In National Book Award winner Colum McCann’s latest book Apeirogon, one of the protagonists, Bassam, meditates on this quote from the Persian poet Rumi, one that could easily be the essence of the story. Longlisted for the 2020 Booker Prize, Apeirogon is an extraordinary novel about two men, one Palestinian and one Israeli, who have both lost their daughters in separate incidents. McCann spins yarns of friendship, politics, love, hate, and loss, into a rich tapestry of a novel which people from all over the world can understand, connect to, and fall in love with. In today’s world, filled with wildfires and thunderstorms, Apeirogon is a ray of hope for a peaceful tomorrow. In conversation with writer and activist, Ru Freeman, at the Jaipur Literature Festival 2021, he discussed the inspirations behind this tale and the undying quality of hope.

Right off the bat, Ru Freeman asked Colum McCann what compelled him to write from such a place ‘where few dare to go.’ McCann responded with what probably every writer would find relatable—‘I think as writers, and you do this beautifully, but, we have to risk ourselves. Sometimes we have to go into places where supposedly, we should not go.’ He recalled meeting the two men who inspired Apeirogon, in Beit Jala and listening to their moving story which, with their blessing, he crafted into a beautiful present for the world. The most important thing for him was to try and get to the textural truth of their stories and to delicately handle and highlight the issues of love and sacrifice—things that can’t be factual.

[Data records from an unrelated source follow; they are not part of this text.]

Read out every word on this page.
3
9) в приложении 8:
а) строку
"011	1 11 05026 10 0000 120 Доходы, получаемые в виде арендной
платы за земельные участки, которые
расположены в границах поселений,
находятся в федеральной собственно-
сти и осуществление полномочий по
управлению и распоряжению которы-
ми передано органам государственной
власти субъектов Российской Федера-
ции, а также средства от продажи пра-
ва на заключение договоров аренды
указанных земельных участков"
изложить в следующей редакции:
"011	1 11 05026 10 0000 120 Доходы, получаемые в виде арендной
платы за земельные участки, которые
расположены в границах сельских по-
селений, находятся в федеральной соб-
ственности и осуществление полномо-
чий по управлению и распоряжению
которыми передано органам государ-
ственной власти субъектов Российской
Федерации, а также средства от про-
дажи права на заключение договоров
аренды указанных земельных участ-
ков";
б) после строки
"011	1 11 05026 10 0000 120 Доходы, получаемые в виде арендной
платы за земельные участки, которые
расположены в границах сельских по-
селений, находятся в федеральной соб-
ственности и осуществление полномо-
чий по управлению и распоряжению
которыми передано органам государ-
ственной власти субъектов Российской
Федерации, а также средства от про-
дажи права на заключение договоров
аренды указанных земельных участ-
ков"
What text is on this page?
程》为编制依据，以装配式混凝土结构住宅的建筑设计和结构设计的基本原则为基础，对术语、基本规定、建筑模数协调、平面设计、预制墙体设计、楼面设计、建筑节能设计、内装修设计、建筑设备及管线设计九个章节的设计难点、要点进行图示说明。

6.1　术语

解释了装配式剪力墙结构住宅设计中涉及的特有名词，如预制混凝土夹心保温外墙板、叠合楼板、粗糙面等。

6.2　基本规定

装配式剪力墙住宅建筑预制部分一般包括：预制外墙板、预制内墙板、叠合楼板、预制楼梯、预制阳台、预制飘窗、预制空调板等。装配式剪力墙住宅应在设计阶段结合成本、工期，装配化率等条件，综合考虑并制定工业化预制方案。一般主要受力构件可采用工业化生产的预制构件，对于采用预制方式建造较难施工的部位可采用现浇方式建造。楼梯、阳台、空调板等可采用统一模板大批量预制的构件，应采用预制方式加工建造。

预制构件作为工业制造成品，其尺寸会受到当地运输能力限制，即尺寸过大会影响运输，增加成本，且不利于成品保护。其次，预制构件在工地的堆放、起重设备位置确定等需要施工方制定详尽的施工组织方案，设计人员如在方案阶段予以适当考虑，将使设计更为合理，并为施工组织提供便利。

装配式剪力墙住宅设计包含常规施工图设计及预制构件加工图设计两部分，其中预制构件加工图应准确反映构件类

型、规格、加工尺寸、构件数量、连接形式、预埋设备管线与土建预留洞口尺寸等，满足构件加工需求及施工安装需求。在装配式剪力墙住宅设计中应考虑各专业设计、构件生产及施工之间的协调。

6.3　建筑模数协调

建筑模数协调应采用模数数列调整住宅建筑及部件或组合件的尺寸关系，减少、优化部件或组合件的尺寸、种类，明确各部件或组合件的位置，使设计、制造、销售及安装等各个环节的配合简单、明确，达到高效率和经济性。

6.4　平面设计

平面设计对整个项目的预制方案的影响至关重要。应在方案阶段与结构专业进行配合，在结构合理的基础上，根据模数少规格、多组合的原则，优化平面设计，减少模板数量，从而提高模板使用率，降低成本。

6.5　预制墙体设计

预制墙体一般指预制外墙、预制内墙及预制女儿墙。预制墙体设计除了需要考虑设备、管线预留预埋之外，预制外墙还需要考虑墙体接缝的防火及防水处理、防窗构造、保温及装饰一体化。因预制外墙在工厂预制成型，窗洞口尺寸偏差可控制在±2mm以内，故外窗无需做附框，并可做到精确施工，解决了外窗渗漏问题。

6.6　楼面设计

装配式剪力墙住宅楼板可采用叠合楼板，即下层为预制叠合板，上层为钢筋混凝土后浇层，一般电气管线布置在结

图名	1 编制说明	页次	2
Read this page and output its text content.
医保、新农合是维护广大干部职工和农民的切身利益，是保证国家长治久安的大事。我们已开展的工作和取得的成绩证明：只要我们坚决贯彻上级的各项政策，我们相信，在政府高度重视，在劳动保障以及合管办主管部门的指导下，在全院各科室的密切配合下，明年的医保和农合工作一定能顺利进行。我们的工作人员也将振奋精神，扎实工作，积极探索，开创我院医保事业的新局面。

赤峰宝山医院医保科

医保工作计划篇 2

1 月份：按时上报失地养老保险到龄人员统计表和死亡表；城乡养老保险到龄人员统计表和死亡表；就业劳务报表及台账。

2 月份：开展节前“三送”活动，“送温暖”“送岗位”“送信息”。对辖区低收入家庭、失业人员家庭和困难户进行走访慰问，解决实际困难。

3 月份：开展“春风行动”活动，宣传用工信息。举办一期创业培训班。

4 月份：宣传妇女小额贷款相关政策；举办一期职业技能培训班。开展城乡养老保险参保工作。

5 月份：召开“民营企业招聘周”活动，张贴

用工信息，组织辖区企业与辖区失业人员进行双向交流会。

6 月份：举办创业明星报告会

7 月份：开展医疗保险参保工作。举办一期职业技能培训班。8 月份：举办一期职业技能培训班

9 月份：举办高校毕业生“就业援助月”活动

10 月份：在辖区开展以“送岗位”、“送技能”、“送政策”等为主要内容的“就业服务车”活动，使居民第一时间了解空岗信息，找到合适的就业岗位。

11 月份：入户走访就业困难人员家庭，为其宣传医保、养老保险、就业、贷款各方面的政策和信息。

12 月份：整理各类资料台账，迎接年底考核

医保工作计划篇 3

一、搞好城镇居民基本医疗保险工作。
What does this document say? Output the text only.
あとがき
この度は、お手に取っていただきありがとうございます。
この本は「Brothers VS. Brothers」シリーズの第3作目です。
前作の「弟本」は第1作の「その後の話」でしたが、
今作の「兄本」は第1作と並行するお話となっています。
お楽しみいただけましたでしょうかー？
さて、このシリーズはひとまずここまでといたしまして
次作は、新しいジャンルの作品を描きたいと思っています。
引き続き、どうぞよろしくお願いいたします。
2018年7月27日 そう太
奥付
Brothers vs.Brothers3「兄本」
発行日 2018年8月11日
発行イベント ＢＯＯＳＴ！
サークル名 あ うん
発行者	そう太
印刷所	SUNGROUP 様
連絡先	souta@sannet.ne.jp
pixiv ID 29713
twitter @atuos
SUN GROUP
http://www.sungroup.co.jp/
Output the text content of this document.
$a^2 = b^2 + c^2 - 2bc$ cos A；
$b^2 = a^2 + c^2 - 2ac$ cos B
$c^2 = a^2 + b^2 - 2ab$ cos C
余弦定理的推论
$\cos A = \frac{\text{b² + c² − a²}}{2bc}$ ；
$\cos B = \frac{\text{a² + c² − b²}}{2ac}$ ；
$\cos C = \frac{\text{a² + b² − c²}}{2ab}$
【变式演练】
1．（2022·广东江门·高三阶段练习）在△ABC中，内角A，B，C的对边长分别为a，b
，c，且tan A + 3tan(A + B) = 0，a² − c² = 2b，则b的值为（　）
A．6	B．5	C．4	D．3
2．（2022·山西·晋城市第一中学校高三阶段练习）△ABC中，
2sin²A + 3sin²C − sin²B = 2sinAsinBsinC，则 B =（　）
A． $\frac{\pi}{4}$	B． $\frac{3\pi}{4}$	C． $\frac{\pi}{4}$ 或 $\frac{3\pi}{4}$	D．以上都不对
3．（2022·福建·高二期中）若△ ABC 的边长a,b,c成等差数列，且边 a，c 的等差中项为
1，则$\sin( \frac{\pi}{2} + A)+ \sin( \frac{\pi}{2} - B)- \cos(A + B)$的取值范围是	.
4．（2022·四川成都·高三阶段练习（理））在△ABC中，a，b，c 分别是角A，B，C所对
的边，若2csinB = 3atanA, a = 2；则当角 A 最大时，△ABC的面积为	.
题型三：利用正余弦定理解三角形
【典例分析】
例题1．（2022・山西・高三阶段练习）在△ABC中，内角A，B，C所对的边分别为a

When asked about the research he had to do to capture the essence of Beit Jala, where the novel has been based, the first thing McCann was reminded of was the ‘Bird Ringing Centre’ there. He said he was quite fascinated about how the migrating birds were captured, tagged and freed and even compared them to readers who came to this place and went back with a part of it in them. In the five years that he wrote this book, McCann met Rami and Bassam, the protagonists of Apeirogon, and spent time with them and their families. A novelist’s job, as McCann candidly put it, is to ‘put us in the pulse of the moment’—to turn the book into a living, breathing medium, which is why he has attempted and left most of the politics up to the reader’s imagination. The heart-rending stories of Rami and Bassam’s loss were painful for McCann to even contemplate but what kept him going was their own hurt and sorrow. The process, he said, was ‘difficult, but necessary’ and an ‘extraordinary journey.’

The conflicts set in McCann’s book represent how there’s a top-down movement of power and how it’s always been. But now, he observed, this trend is changing—there’s an emergence of a bottom-up approach with students walking out of classrooms to organise and take part in social movements, the youth and common people taking matters in their own hands, gradually realising that only the young…can run. He also recollected Rami acknowledging that he didn’t see Palestinians as human till after his daughter passed away and he saw a Palestinian stepping off a bus, clutching a picture of her daughter to her chest—that’s when he realised that her grief wasn’t the same as his but had similar repercussions and depth. That’s what changed him. This instance also reflects upon how hate has been ingrained in each of us to make it easier for those with power, to step all over us and get their way.

McCann closed the session by reading a thoughtful excerpt from Apeirogon—

‘They were so close that, after a while, Rami felt that they could finish each other’s stories.

My name is Bassam Aramin. My name is Rami Elhanan. I am the father of Abir. I am the father of Smadar. I am a seventh-generation Jerusalemite. I was born in a cave near Hebron.